Elle implique une réflexion éthico-politique sur les pratiques et les finalités pédagogiques : Les pratiques utilisées reproduisent-elles les rapports sociaux de pouvoir dans la salle de classe ? Les pratiques utilisées de manière générale induisent-elle une déshumanisation de l’humain ? Les pratiques utilisées visent-elles la prise de conscience des rapports sociaux dans la société et leur transformation ?

 

Didactique et aliénation 

 

Il n’appartient pas à la pédagogie radicale de discuter de l’efficacité quantitative de telle ou telle pratique ou d’intervenir dans des querelles scientifiques sur les pratiques didactiques.

 

En revanche, il lui appartient de mener une réflexion sur les pratiques quant à leur compatibilité ou non avec le projet éthico-politique de la pédagogie radicale de lutte contre la déshumanisation.

 

Par exemple, l’Ecole 42 met en œuvre un dispositif didactique de l’enseignement de l’informatique.
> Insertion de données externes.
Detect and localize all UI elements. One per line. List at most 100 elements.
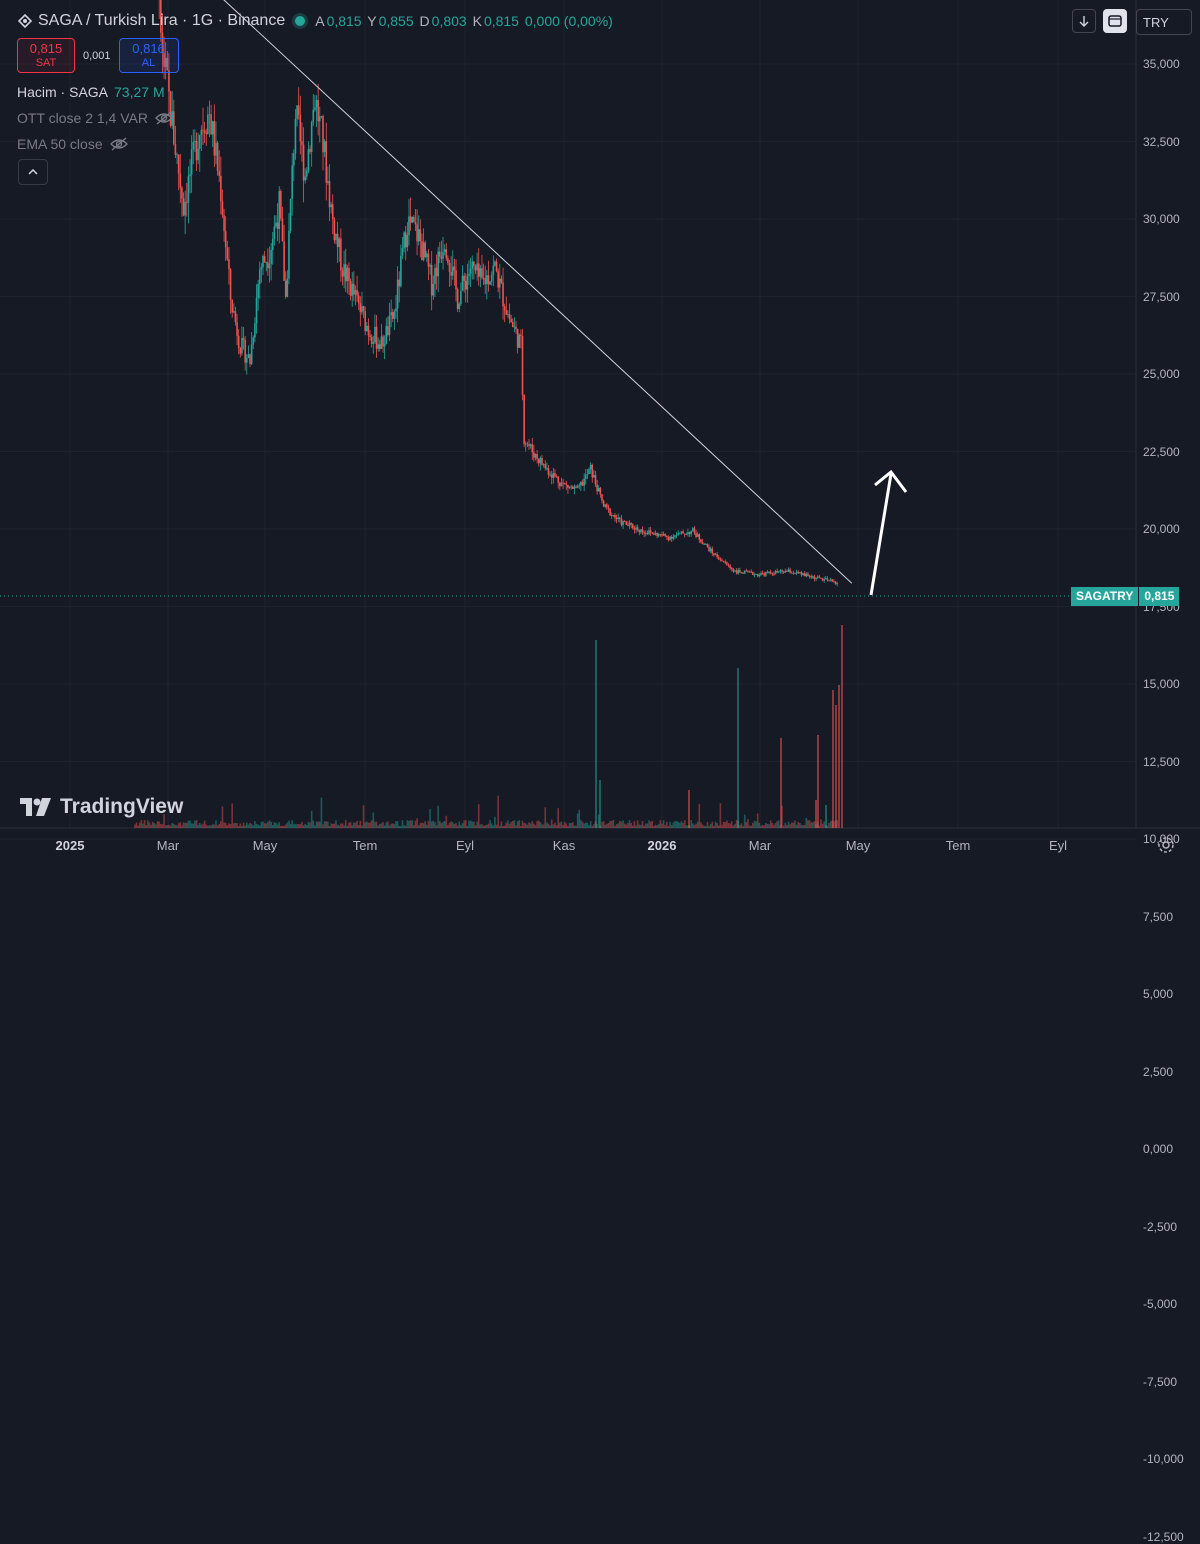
volume-bar <box>424 821 426 828</box>
volume-bar <box>453 824 456 828</box>
scroll-to-latest-button[interactable] <box>1072 9 1096 33</box>
time-axis-label: Kas <box>552 838 576 853</box>
candle-body <box>508 314 511 320</box>
price-axis-label: 32,500 <box>1143 134 1180 149</box>
currency-select[interactable]: TRY <box>1136 9 1192 35</box>
candle-body <box>276 222 279 229</box>
volume-bar <box>309 822 311 828</box>
volume-bar <box>644 823 647 828</box>
candle-body <box>400 255 402 287</box>
candle-body <box>776 571 778 573</box>
candle-body <box>815 577 817 580</box>
candle-body <box>808 576 811 577</box>
volume-bar <box>233 823 235 828</box>
volume-bar <box>177 823 180 828</box>
candle-body <box>291 165 294 199</box>
volume-bar <box>758 822 761 828</box>
symbol-title[interactable]: SAGA / Turkish Lira · 1G · Binance <box>38 12 286 29</box>
volume-bar <box>473 821 475 828</box>
candle-body <box>396 279 399 309</box>
sell-button[interactable]: 0,815 SAT <box>17 38 75 73</box>
volume-bar <box>325 821 328 828</box>
volume-bar <box>661 823 663 828</box>
screen-icon <box>1108 15 1122 27</box>
volume-bar <box>464 820 467 828</box>
candle-body <box>374 326 376 343</box>
ott-indicator-legend[interactable]: OTT close 2 1,4 VAR <box>17 110 174 126</box>
candle-body <box>669 536 671 540</box>
candle-body <box>280 191 282 219</box>
candle-body <box>597 487 600 492</box>
candle-body <box>789 569 791 573</box>
volume-bar <box>202 823 204 828</box>
candle-body <box>263 256 266 263</box>
volume-indicator-legend[interactable]: Hacim · SAGA 73,27 M <box>17 84 165 100</box>
candle-body <box>599 487 602 495</box>
candle-body <box>390 312 392 316</box>
volume-bar <box>489 820 491 828</box>
candle-body <box>675 534 678 536</box>
candle-body <box>614 515 616 518</box>
volume-bar <box>692 823 694 828</box>
candle-body <box>322 116 324 153</box>
volume-bar <box>362 805 365 828</box>
candle-body <box>695 533 697 537</box>
price-chart[interactable] <box>0 0 1200 863</box>
collapse-legend-button[interactable] <box>18 159 48 185</box>
candle-body <box>284 280 287 297</box>
candle-body <box>802 573 804 575</box>
candle-body <box>328 181 331 208</box>
volume-bar <box>184 822 186 828</box>
candle-body <box>606 504 608 508</box>
candle-body <box>575 486 577 488</box>
candle-body <box>398 279 401 287</box>
candle-body <box>740 571 743 574</box>
time-axis-label: 2026 <box>647 838 677 853</box>
candle-body <box>627 524 629 526</box>
volume-bar <box>237 825 240 828</box>
volume-bar <box>683 820 686 828</box>
volume-bar <box>289 824 292 828</box>
candle-body <box>207 114 209 134</box>
volume-bar <box>456 825 459 828</box>
candle-body <box>619 517 621 519</box>
candle-body <box>739 569 741 572</box>
candle-body <box>241 337 243 354</box>
volume-bar <box>539 822 542 828</box>
candle-body <box>583 478 585 486</box>
candle-body <box>487 275 490 285</box>
volume-bar <box>221 806 224 828</box>
price-axis-label: 35,000 <box>1143 57 1180 71</box>
candle-body <box>706 543 709 547</box>
volume-bar <box>401 820 404 828</box>
volume-bar <box>317 821 319 828</box>
eye-hidden-icon[interactable] <box>109 137 129 151</box>
candle-body <box>464 280 467 290</box>
volume-bar <box>257 824 259 828</box>
volume-bar <box>145 825 148 828</box>
candle-body <box>727 564 730 566</box>
volume-bar <box>357 824 360 828</box>
candle-body <box>823 579 825 581</box>
volume-bar <box>404 825 407 828</box>
candle-body <box>755 573 757 575</box>
eye-hidden-icon[interactable] <box>154 111 174 125</box>
candle-body <box>383 344 386 347</box>
volume-bar <box>421 822 423 828</box>
candle-body <box>325 141 328 183</box>
volume-bar <box>646 823 649 828</box>
candle-body <box>602 500 605 507</box>
price-axis-label: -10,000 <box>1143 1452 1184 1466</box>
settings-gear-icon[interactable] <box>1157 836 1175 854</box>
candle-body <box>448 263 451 273</box>
fullscreen-button[interactable] <box>1103 9 1127 33</box>
candle-body <box>270 250 272 264</box>
market-status-icon[interactable] <box>295 16 306 26</box>
volume-bar <box>817 735 819 828</box>
candle-body <box>309 149 311 152</box>
ema-indicator-legend[interactable]: EMA 50 close <box>17 136 129 152</box>
candle-body <box>750 571 753 573</box>
buy-button[interactable]: 0,816 AL <box>118 38 179 73</box>
volume-bar <box>466 825 469 828</box>
candle-body <box>724 561 727 563</box>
La réflexion de la pédagogie radicale ne consiste pas à contester ou non l’efficacité de ce dispositif, mais à l’évaluer relativement à ce qu’il implique du point de vue de l’aliénation ou de l’émancipation de l’être humain.

 

Par exemple, l’utilisation constante de caméras de video surveillance augmentait peut-être l’efficacité des apprentissages, mais elle n’est pas compatible avec la conception que l’on peut se faire d’une formation émancipante et non aliénante. (URL : «Caméras, mots de passe, conservation des données… : l’Ecole 42 de Xavier Niel mise en demeure »-   https://www.numerama.com/tech/435731-cameras-mots-de-passe-conservation-des-donnees-lecole-42-mise-en-demeure.html )

 

Conclusion :

 

Il y a donc une confusion dans le discours contemporain entre la pédagogie (projet ethico-politique) et la didactique qui consiste en un ensemble de techniques. La pédagogie radicale effectue une séparation entre les deux dimensions. La pédagogie consiste entre autres à mener une réflexion sur les conditions normatives de la poièsis de manière à ce que celle-ci ne se déshumanise pas. Cela correspond d’une certaine manière à la dimension déontique du travail. L’action pédagogique implique une didactique qui doit être conforme au projet ethico-politique de la pédagogie radicale.